Other organizations celebrating include: United Indians of Milwaukee, Latino Arts Strings, Milwaukee Flyers Tumbling Team, O.N.F.Y.A.H, MPS’ Milwaukee High School of the Arts Jazz Ensemble and more. The event will conclude with the Paulette Y. Copeland Reception in Bradley Pavilion.
The MLK Library will host a day’s worth of family friendly events including: arts and crafts, voter rights presentations, and live events like spoken word poetry with Kavon Cortez Jones and traditional African dance with Ina Onilu Drum and Dance Ensemble.
The Milwaukee YMCA will host the largest Dr. Martin Luther King, Jr. Day event in Wisconsin. The 21st Annual Celebration Breakfast in honor of Dr. Martin Luther King, Jr. brings together elected officials, advocates and the community to celebrate those pushing the envelope for change and opening doors for everybody in every community.
“Today we celebrate those who have demonstrated a longstanding commitment to making our community a better place for all. Now more than ever the spirit of community service can help heal our differences through a common cause—giving back and strengthening the places where we live, work and play is something we all can agree on,” said Shaneé Jenkins vice president, social responsibility & strategic partnerships for the YMCA of Metropolitan Milwaukee.

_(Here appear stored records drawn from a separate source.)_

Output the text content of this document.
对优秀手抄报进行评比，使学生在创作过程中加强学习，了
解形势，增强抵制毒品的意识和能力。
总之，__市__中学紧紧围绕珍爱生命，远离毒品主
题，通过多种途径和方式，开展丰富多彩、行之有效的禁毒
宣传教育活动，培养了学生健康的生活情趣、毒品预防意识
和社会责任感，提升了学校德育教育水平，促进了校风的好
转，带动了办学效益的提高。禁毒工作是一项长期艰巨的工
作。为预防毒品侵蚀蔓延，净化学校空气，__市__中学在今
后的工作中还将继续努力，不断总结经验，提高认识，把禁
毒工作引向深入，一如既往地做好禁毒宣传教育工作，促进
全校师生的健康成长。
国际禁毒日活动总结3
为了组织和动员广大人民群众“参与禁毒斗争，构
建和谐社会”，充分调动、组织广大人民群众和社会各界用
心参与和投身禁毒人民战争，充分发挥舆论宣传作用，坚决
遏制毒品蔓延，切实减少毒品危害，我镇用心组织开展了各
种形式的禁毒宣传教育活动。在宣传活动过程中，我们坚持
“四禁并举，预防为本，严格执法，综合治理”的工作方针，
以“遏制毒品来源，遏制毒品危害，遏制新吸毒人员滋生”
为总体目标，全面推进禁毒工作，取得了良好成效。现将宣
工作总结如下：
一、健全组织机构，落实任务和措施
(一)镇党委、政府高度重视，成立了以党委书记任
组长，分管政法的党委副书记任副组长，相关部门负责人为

Both the Hunger Task Force and Employ Milwaukee will be honored for their longstanding commitment to making the city a better place for all by supporting health, wellness, diversityand inclusion.
The breakfast program will also recognize the winners of this year’s Dr. Martin Luther King, Jr. Spoken Word Contest. The three finalists in each age category (5-9 years, 10-13 years and 14-18 years) were selected after writing an original spoken word piece based on the theme, “We must learn to live together as brothers or perish together as fools.”